Auch unreine, entzündliche Haut profitiert von Chiasamenöl: Der leichte Charakter des Öls beeinflusst den Talgfluss positiv und mindert entzündliche Prozesse. Probieren Sie ein Gesichtsöl mit Chiasamenöl und Traubenkernöl, mit Jojobaöl stabilisiert, sparsam pur nachts aufgetragen. Wenn es Ihnen angenehmer ist, kombinieren Sie den Auftrag mit einem hautberuhigenden Hydrolat.

Quellen

  1. Maira Rubi Segura-Campos, Norma Ciau-Solís, Gabriel Rosado-Rubio, Luis Chel-Guerrero, David Betancur-Ancona: Physicochemical characterization of chia (Salvia hispanica) seed oil from Yucatán, México.

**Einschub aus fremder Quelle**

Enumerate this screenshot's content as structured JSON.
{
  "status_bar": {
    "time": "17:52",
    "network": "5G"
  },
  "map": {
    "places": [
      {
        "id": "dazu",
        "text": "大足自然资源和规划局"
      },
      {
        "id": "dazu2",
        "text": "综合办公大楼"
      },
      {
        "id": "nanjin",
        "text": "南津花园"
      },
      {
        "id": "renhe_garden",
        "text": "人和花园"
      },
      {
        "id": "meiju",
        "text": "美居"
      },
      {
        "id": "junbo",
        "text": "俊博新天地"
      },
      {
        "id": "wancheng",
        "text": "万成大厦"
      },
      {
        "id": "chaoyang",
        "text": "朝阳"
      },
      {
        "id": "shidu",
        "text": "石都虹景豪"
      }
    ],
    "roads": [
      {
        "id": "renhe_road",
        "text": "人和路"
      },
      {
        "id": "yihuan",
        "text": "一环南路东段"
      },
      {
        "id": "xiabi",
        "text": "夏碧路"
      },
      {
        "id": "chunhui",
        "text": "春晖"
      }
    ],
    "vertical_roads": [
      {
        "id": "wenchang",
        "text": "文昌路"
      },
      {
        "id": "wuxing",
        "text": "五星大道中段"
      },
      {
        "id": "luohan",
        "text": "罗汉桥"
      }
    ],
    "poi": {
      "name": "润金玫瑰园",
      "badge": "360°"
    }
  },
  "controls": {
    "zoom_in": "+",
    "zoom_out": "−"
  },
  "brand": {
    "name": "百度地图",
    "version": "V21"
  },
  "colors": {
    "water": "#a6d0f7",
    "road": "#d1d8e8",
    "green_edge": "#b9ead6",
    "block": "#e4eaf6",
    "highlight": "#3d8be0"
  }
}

In: Agricultural Sciences, Vol.5 No. 3, February 2014
  2. Norlaily Mohd Ali, Swee Keong Yeap, Wan Yong Ho, Boon Kee Beh, Sheau Wei Tan and Soon Guan Tan: The Promising Future of Chia, Salvia hispanica L., in: BioMed Research International, Volume 2012
  3.  Maša Knez Hrnčič, Maja Ivanovski, Darija Cör, Željko Knez: Chia seeds (Salvia hispanica L.): an overview – Phytochemical profile, isolation methods and application. In: Molecules 2019, 24.
  4. G. Uzunova, M. Perifanova-Nemska, Zh. Petkova, St. Minkova, Kr. Nikolova: Physicochemical characteristic of chia seed oil from Peru. Bulgarian Chemical Communications, Volume 51, Special Issue D (pp. 217 – 220) 2019
  5. Se Kyoo Jeong, Hyun Jung Park, Byeong Deog Park, Il-Hwan Kim: Effectiveness of Topical Chia Seed Oil on Pruritus of End-stage Renal Disease (ESRD) Patients and Healthy Volunteers. In: Ann Dermatolactions 2010 May;22(2):143-8.